Blowfish is many times slower than AES on any CPU with AES instructions. Old CPUs with AES support needed around 1 clock cycle per byte, but many modern CPUs need only around 0.5 clock cycles per byte and some CPUs are even twice faster than this.

0.5 clock cycles per byte means a 10 GB/s = 80 Gb/s encryption throughput per core @ 5 GHz, so only for 100 Gb/s or faster Ethernet you might need to distribute encryption on multiple cores to reach full network link throughput.

For full AES speed, one must not use obsolete modes of operation like CBC or obsolete authentication methods like HMAC. For maximum speed, one must use either aes128-gcm@openssh.com or aes128-ctr + umac-64@openssh.com.

For increased security at lower speed, one can use aes256-gcm@openssh.com or aes192-ctr or aes256-ctr with umac-128@openssh.com.

In general, one should never use the default configuration of ssh for cipher and MAC algorithms, but one should delete all obsolete algorithms and allow only the few without problems, unless one has to make connections to legacy systems.

I don't remember which generation of Sparc CPU we were working with, but yes, Blowfish was faster. I made a matrix of relevant options and benchmarked all combinations.

Do you have citations for sustained 0.5 core-cycles/byte (80 Gb/s)? The benchmarks I have seen are closer to ~20-30 Gb/core-s though I have heard claims of 40-50 Gb/core-s.

`-c none` hasn't worked in SSH for at least a decade.

The `none` option was for SSHv1 which was already quite old when it was fully removed from OpenSSH 7.6 in 2017[1].

https://www.openssh.com/releasenotes.html

Now that you mention it, I think that probably was around the the last time I used it. Time flies.

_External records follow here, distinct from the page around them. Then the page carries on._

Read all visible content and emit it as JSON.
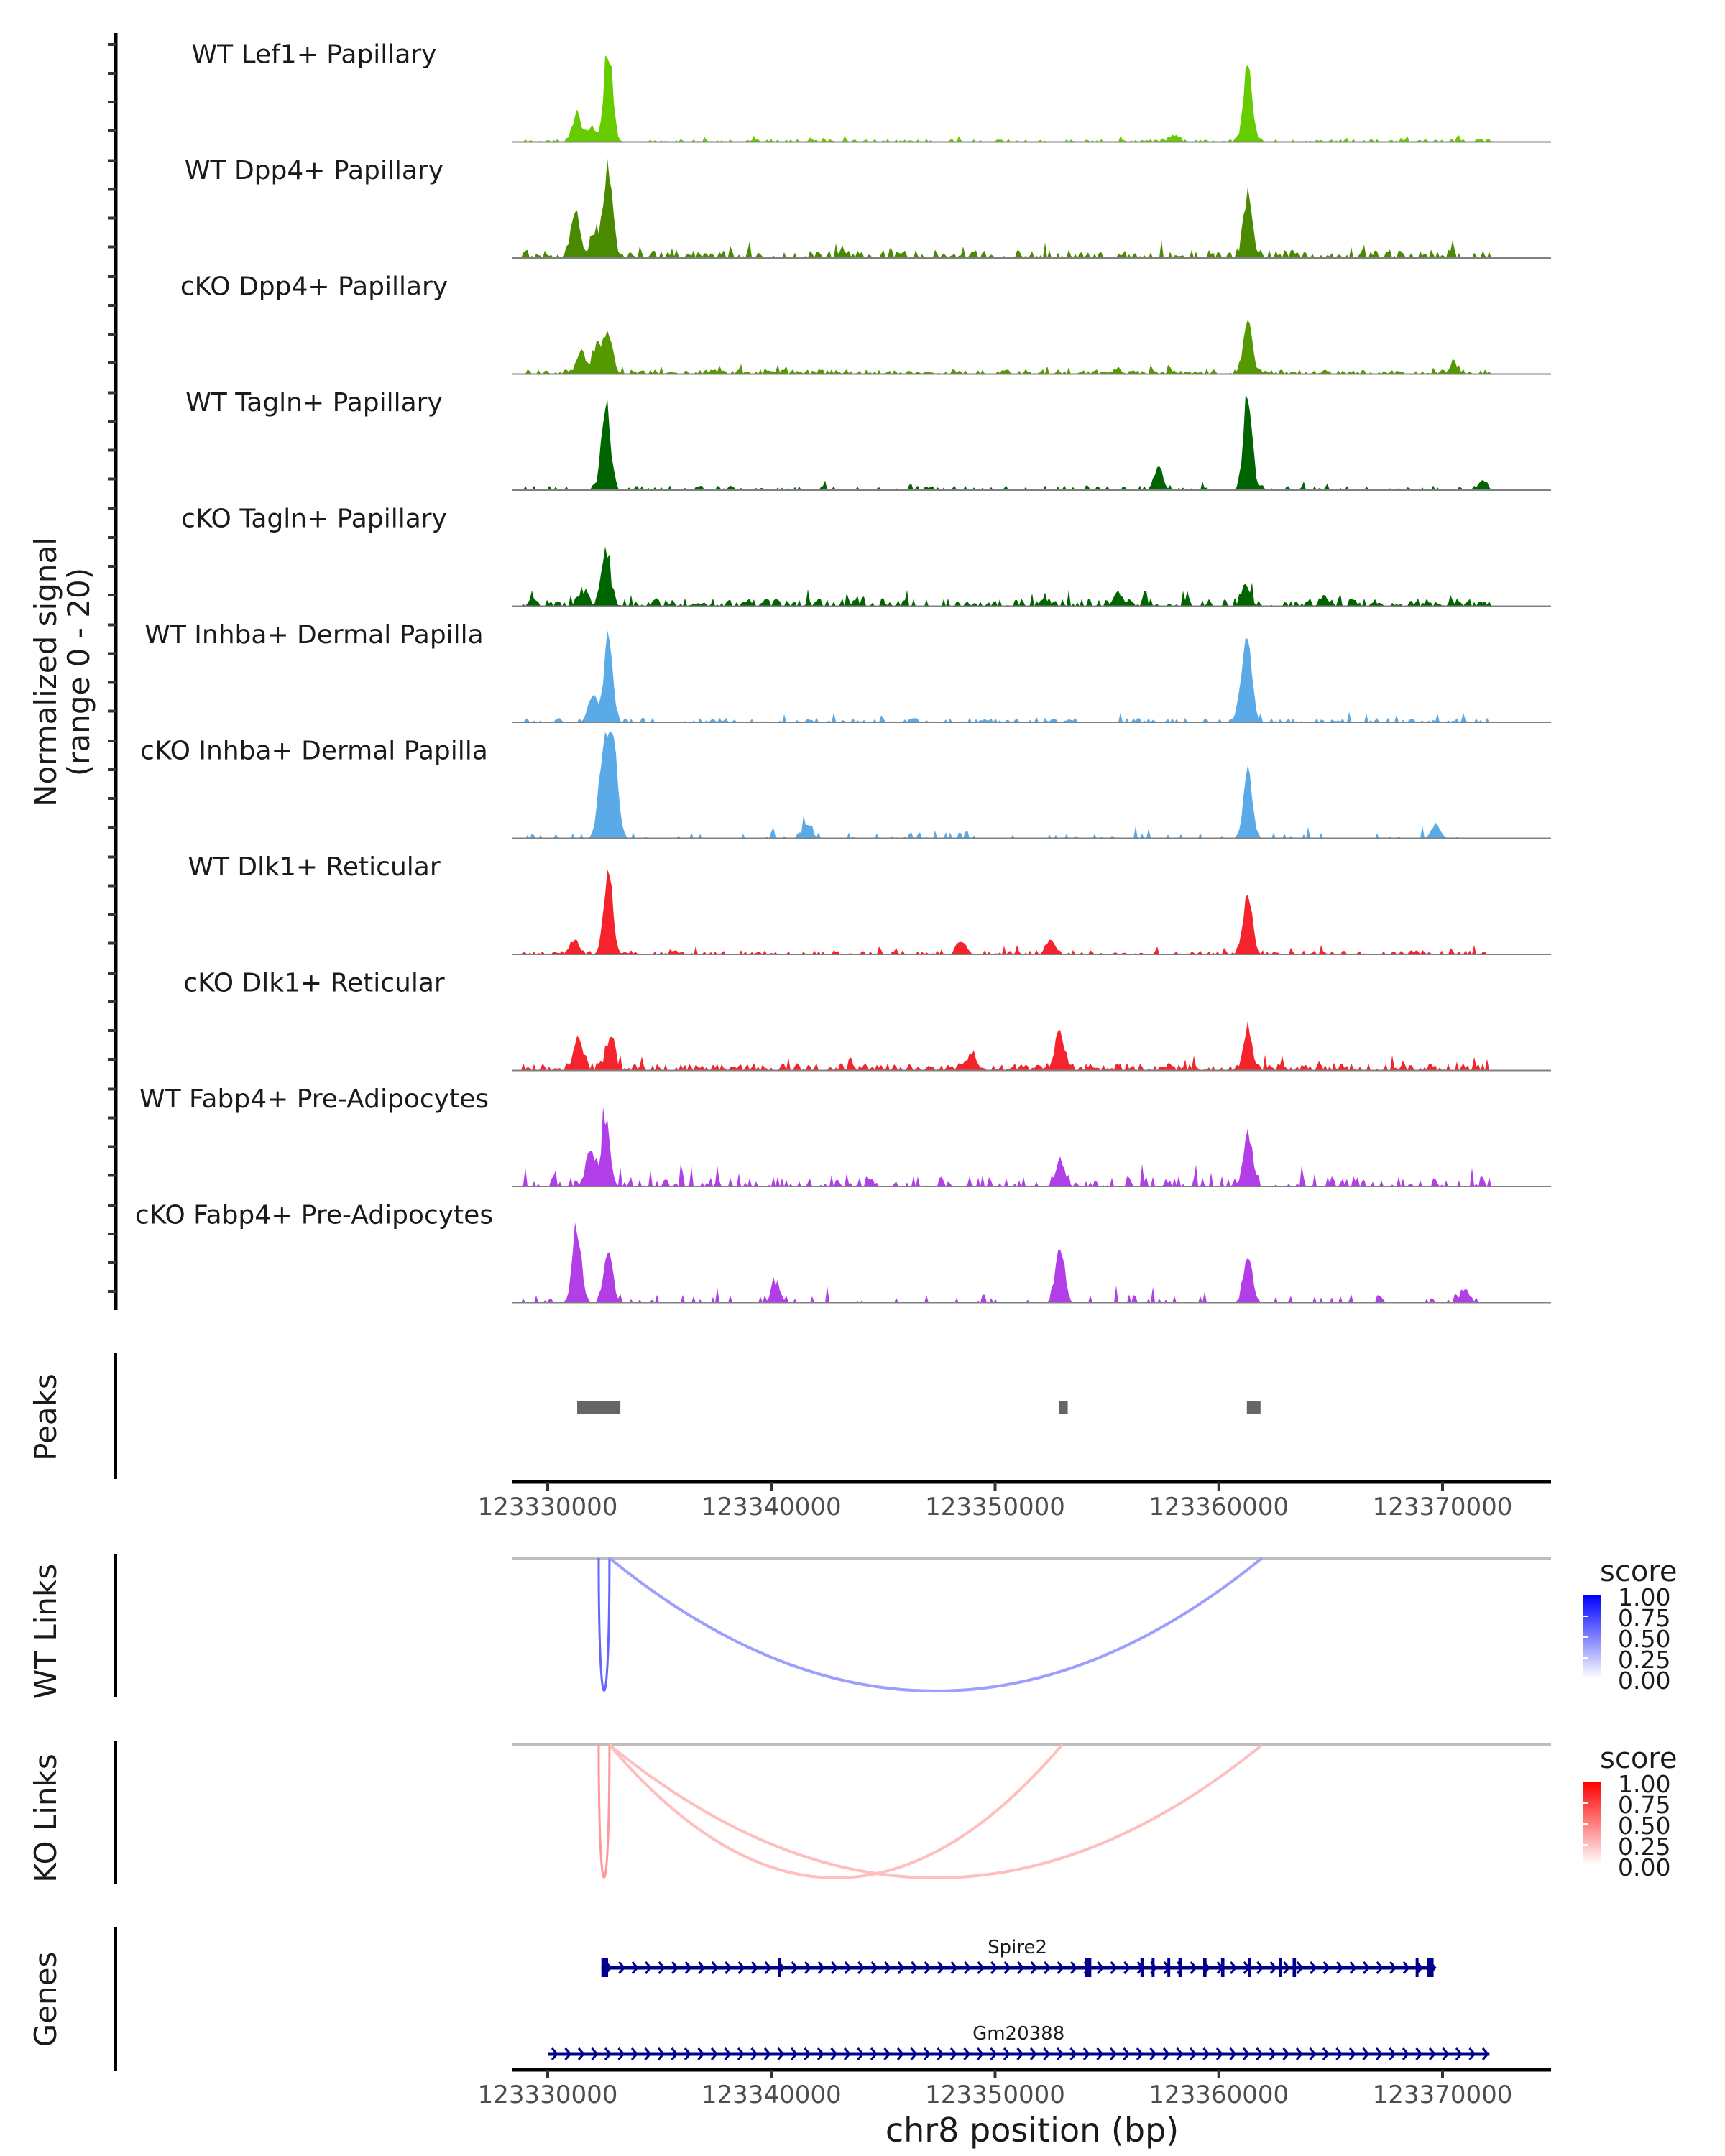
{
  "chart_data": {
    "type": "area",
    "title": "",
    "region": {
      "chrom": "chr8",
      "start": 123328425,
      "end": 123374115
    },
    "ylabel": [
      "Normalized signal",
      "(range 0 - 20)"
    ],
    "ylim": [
      0,
      20
    ],
    "xlabel": "chr8 position (bp)",
    "x_ticks": [
      123330000,
      123340000,
      123350000,
      123360000,
      123370000
    ],
    "x_tick_labels": [
      "123330000",
      "123340000",
      "123350000",
      "123360000",
      "123370000"
    ],
    "coverage_tracks": [
      {
        "name": "WT Lef1+ Papillary",
        "color": "#66cc00",
        "noise": 0.6,
        "density": 0.55,
        "peaks": [
          [
            123331300,
            6
          ],
          [
            123331900,
            3
          ],
          [
            123332700,
            20
          ],
          [
            123361300,
            16
          ],
          [
            123358000,
            1.5
          ]
        ]
      },
      {
        "name": "WT Dpp4+ Papillary",
        "color": "#4a8a00",
        "noise": 1.6,
        "density": 0.7,
        "peaks": [
          [
            123331250,
            10
          ],
          [
            123332100,
            5
          ],
          [
            123332700,
            20
          ],
          [
            123361300,
            14
          ]
        ]
      },
      {
        "name": "cKO Dpp4+ Papillary",
        "color": "#559900",
        "noise": 0.9,
        "density": 0.75,
        "peaks": [
          [
            123331500,
            5
          ],
          [
            123332200,
            6
          ],
          [
            123332700,
            9
          ],
          [
            123361300,
            11
          ],
          [
            123370500,
            2
          ]
        ]
      },
      {
        "name": "WT Tagln+ Papillary",
        "color": "#006400",
        "noise": 0.9,
        "density": 0.35,
        "peaks": [
          [
            123332600,
            20
          ],
          [
            123357300,
            5
          ],
          [
            123361300,
            20
          ],
          [
            123371800,
            2
          ]
        ]
      },
      {
        "name": "cKO Tagln+ Papillary",
        "color": "#006400",
        "noise": 1.5,
        "density": 0.7,
        "peaks": [
          [
            123332600,
            12
          ],
          [
            123331600,
            3
          ],
          [
            123361200,
            4
          ],
          [
            123355500,
            3
          ]
        ]
      },
      {
        "name": "WT Inhba+ Dermal Papilla",
        "color": "#5aaae8",
        "noise": 0.9,
        "density": 0.4,
        "peaks": [
          [
            123332700,
            18
          ],
          [
            123332000,
            6
          ],
          [
            123361300,
            16
          ],
          [
            123361000,
            5
          ]
        ]
      },
      {
        "name": "cKO Inhba+ Dermal Papilla",
        "color": "#5aaae8",
        "noise": 1.2,
        "density": 0.18,
        "peaks": [
          [
            123332700,
            16
          ],
          [
            123332400,
            11
          ],
          [
            123333000,
            14
          ],
          [
            123361300,
            15
          ],
          [
            123341600,
            3
          ],
          [
            123369700,
            3
          ]
        ]
      },
      {
        "name": "WT Dlk1+ Reticular",
        "color": "#f5232b",
        "noise": 0.8,
        "density": 0.45,
        "peaks": [
          [
            123332700,
            18
          ],
          [
            123331200,
            3
          ],
          [
            123361300,
            14
          ],
          [
            123348500,
            3
          ],
          [
            123352500,
            3
          ]
        ]
      },
      {
        "name": "cKO Dlk1+ Reticular",
        "color": "#f5232b",
        "noise": 1.4,
        "density": 0.8,
        "peaks": [
          [
            123331400,
            7
          ],
          [
            123332800,
            7
          ],
          [
            123352900,
            8
          ],
          [
            123361300,
            8
          ],
          [
            123349000,
            3
          ]
        ]
      },
      {
        "name": "WT Fabp4+ Pre-Adipocytes",
        "color": "#b23ee8",
        "noise": 2.0,
        "density": 0.45,
        "peaks": [
          [
            123332600,
            14
          ],
          [
            123331900,
            8
          ],
          [
            123352900,
            6
          ],
          [
            123361300,
            11
          ]
        ]
      },
      {
        "name": "cKO Fabp4+ Pre-Adipocytes",
        "color": "#b23ee8",
        "noise": 1.6,
        "density": 0.22,
        "peaks": [
          [
            123331300,
            16
          ],
          [
            123332700,
            11
          ],
          [
            123352900,
            13
          ],
          [
            123361300,
            9
          ],
          [
            123340200,
            4
          ],
          [
            123371000,
            3
          ]
        ]
      }
    ],
    "peaks_track": {
      "label": "Peaks",
      "color": "#666666",
      "regions": [
        [
          123331318,
          123333248
        ],
        [
          123352862,
          123353248
        ],
        [
          123361254,
          123361865
        ]
      ]
    },
    "link_tracks": [
      {
        "label": "WT Links",
        "baseline_color": "#bebebe",
        "links": [
          {
            "start": 123332280,
            "end": 123332760,
            "score": 0.6
          },
          {
            "start": 123332760,
            "end": 123361930,
            "score": 0.38
          }
        ],
        "legend": {
          "title": "score",
          "low_color": "#ffffff",
          "high_color": "#0000ff",
          "breaks": [
            "1.00",
            "0.75",
            "0.50",
            "0.25",
            "0.00"
          ]
        }
      },
      {
        "label": "KO Links",
        "baseline_color": "#bebebe",
        "links": [
          {
            "start": 123332280,
            "end": 123332760,
            "score": 0.4
          },
          {
            "start": 123332760,
            "end": 123352990,
            "score": 0.25
          },
          {
            "start": 123332760,
            "end": 123361930,
            "score": 0.25
          }
        ],
        "legend": {
          "title": "score",
          "low_color": "#ffffff",
          "high_color": "#ff0000",
          "breaks": [
            "1.00",
            "0.75",
            "0.50",
            "0.25",
            "0.00"
          ]
        }
      }
    ],
    "genes_track": {
      "label": "Genes",
      "color": "#00008b",
      "genes": [
        {
          "name": "Spire2",
          "start": 123332400,
          "end": 123369600,
          "strand": "+",
          "exons": [
            [
              123332400,
              123332700
            ],
            [
              123340300,
              123340350
            ],
            [
              123354000,
              123354300
            ],
            [
              123356500,
              123356650
            ],
            [
              123357000,
              123357100
            ],
            [
              123357700,
              123357800
            ],
            [
              123358200,
              123358350
            ],
            [
              123359300,
              123359450
            ],
            [
              123360100,
              123360250
            ],
            [
              123361300,
              123361400
            ],
            [
              123362700,
              123362800
            ],
            [
              123363300,
              123363450
            ],
            [
              123368800,
              123368900
            ],
            [
              123369300,
              123369600
            ]
          ]
        },
        {
          "name": "Gm20388",
          "start": 123330000,
          "end": 123372100,
          "strand": "+",
          "exons": []
        }
      ]
    }
  }
}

It is a bottleneck for multiple files, but will it speed up with a single file?This is how we sent files for decades. Archive, transfer, unarchive. So I'm wondering what the point is.

It depends on the size of the file, of course. For copying your 90 line .bashrc, probably not noticeable in the noise. For copying an 800GB database? Um, yeah. :-)

I see this project's main value in turning loose the power of multiple cores on a filesystem full of manifold directories, backed by flash based storage that only runs optimally at queue depth >1 (which is most of them). On spinning rust this will probably just thrash the heads.

Hmmm. I wonder how 2 or 3 threads perform with zfs and a reasonable sized ARC?

800gb database is still a single file, if it only threads on file level, you shouldn't see a difference.

We definitely need more information. 9 or 10 years ago, under Solaris/Sparc with 1000BaseT connections, things were quite different than even the most boring and average Linux environment today.

This discussion should drive home the importance of not listening to conventional wisdom and presuming optimal performance without actually testing your options. And particularly, don't presume that a blog post (or an LLM that scraped it) knows what's right for your particular use case.